The Satsuma trees usually require a lot of sunlight for growth and thus they are grown in areas where there are considerable amounts of sunlight (high temperatures). But they can survive in -9 degrees C for a small duration of time and they are woody in nature, without thorns. The Satsuma trees are usually grafted for growth as the seeds of these trees take about 8 to 9 years for complete development.
Growing Satsuma Orange Trees
When you look at a full-grown orange tree, it looks fresh with long dark green shiny leaves and bright orange fruits dangling from the branches. This look is very easy to achieve when you plant a Satsuma orange tree, as these trees are beautiful when fully developed. They are therefore used as garden trees, but only in areas of high temperatures and the climate is semitropical.

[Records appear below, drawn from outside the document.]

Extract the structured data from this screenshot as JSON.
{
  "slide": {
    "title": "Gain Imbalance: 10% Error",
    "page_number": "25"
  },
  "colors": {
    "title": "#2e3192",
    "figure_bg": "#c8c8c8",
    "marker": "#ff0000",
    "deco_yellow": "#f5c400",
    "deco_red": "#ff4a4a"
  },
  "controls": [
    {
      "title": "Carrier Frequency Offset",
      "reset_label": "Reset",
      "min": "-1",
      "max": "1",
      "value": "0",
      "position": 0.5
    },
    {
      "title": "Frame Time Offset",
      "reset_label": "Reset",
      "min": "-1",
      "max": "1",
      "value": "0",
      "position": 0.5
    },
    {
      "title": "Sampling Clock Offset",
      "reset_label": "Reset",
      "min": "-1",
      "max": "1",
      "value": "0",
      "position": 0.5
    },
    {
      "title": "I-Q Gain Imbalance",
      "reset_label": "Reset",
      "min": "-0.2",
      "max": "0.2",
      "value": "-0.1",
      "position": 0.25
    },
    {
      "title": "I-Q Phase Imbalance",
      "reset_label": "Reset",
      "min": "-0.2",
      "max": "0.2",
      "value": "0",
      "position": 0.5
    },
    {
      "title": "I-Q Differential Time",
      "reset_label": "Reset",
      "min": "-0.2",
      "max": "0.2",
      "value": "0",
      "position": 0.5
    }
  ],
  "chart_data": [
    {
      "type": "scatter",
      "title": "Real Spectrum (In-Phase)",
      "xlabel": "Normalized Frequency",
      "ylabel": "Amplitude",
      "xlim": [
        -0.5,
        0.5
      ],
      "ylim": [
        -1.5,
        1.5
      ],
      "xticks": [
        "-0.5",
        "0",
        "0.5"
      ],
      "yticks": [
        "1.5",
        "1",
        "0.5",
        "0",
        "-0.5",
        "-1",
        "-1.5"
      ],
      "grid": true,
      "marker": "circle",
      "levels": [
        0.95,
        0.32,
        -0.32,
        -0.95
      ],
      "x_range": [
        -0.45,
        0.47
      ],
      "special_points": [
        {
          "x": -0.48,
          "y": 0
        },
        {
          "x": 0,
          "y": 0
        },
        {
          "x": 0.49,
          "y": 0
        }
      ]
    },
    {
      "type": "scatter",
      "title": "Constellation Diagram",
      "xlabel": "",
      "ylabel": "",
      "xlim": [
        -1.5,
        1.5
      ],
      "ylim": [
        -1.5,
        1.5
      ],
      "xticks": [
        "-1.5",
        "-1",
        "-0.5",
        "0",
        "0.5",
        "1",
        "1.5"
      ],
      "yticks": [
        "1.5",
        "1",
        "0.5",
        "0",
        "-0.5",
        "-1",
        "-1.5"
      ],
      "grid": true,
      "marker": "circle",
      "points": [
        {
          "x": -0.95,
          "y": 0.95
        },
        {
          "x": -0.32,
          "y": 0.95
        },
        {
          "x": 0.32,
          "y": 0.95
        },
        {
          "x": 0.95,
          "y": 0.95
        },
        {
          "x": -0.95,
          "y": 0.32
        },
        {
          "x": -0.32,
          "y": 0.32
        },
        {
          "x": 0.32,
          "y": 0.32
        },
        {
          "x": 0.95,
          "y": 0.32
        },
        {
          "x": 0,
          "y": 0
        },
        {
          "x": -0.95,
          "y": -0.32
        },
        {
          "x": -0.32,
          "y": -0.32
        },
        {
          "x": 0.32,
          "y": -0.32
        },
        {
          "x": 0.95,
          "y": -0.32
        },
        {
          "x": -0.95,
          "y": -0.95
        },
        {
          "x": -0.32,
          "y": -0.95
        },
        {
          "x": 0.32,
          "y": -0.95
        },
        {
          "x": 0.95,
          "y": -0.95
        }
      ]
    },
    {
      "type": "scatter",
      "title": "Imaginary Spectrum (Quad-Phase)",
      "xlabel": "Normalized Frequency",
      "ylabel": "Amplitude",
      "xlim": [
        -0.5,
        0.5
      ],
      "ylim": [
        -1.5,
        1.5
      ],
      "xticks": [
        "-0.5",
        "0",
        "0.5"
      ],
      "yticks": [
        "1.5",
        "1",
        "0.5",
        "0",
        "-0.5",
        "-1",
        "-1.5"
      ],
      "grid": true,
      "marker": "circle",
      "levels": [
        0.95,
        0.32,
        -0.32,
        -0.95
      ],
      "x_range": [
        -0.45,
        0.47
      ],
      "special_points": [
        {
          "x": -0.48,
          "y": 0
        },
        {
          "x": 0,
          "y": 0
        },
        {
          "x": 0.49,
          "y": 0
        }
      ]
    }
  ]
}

The Satsuma orange trees are slightly shorter than the other orange trees, about 4 to 6 ft with a more woody and hard bark. They can't withstand a very cold climate during their growth phases but can stand it after they are completely mature. They are summer trees and require 7 to 8 hours of sunlight every day.
- A 20 gallon container
- Sapling of the Satsuma Orange
- Potting mix
- Sphagnum peat moss
- To start, you can purchase a Satsuma orange sapling planted in a plastic container which is 5 gallon, from a nursery as growing the plant from seeds may take a long time. Therefore, you can look for a good nursery and make sure the sapling is well watered and fed.
- The 20 gallon plastic container, where you will grow the orange tree in, should have holes for aeration and drainage. You can then add the potting mix along with the sphagnum peat moss, to make the growth medium rich in nutrients for the sapling to grow. But make sure you don't use regular soil and mix with the two growth ingredients.

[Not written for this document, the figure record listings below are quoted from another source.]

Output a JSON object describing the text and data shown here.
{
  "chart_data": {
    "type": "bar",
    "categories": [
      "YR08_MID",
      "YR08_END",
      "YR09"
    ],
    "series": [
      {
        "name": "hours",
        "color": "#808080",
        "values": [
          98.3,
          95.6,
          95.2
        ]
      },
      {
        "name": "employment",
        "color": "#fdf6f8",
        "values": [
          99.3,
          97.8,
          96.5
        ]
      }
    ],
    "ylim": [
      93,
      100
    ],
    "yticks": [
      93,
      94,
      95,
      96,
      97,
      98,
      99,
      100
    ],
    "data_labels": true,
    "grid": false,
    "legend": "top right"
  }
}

- Add the fertilizer which is required to provide the food for the plant to the potting mix and mix all these ingredients together, so that they are evenly distributed throughout the medium. Transplant the young sapling from the 5 gallon container along with its roots into the new prepared 20 gallon container.

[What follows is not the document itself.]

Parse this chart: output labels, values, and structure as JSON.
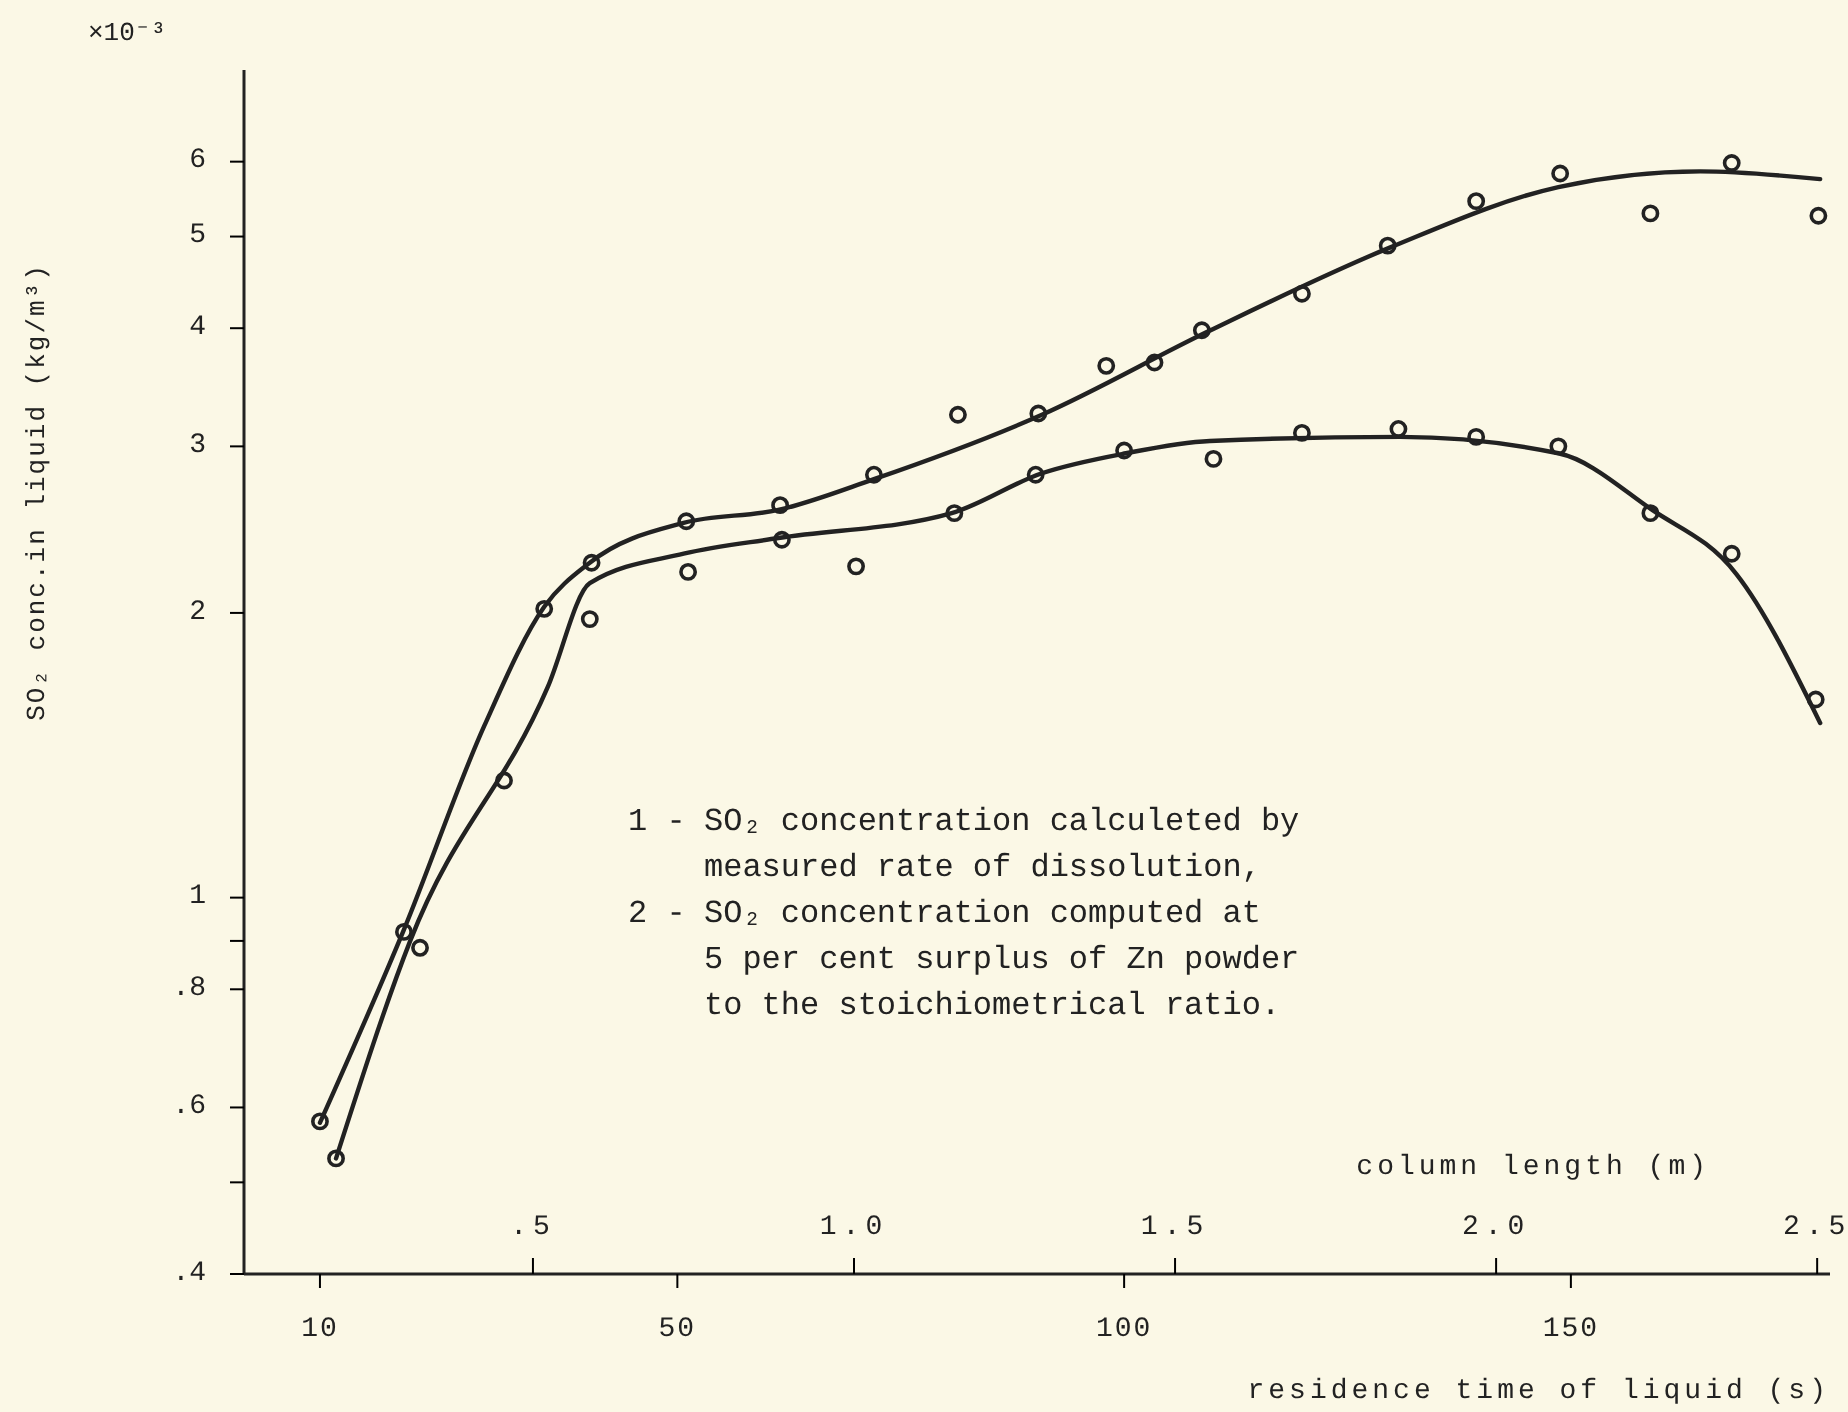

- Water it thoroughly after the potting process is over, and place it in a well heated area which receives sunlight for 7 to 8 hours of the day. When the temperatures fall below 0 degrees C you can bring the container indoors and place it at 30 degrees F.
- Make sure you don't over water this citrus fruit tree as it doesn't require too much water. You can water it only when the potting mix is extremely dry. Add the same fertilizer regularly, before or after you water the plant. Keep digging the mix slightly at least twice in a week so that the roots are well aerated and receives the required nutrition evenly.
- When the Satsuma tree grows up to the height of about 4 to 6 feet, you will start noticing tiny green colored orange fruits which ripen over a duration into a juicy and well shaped yield. You can take appropriate care of Satsuma orange trees to get better yield.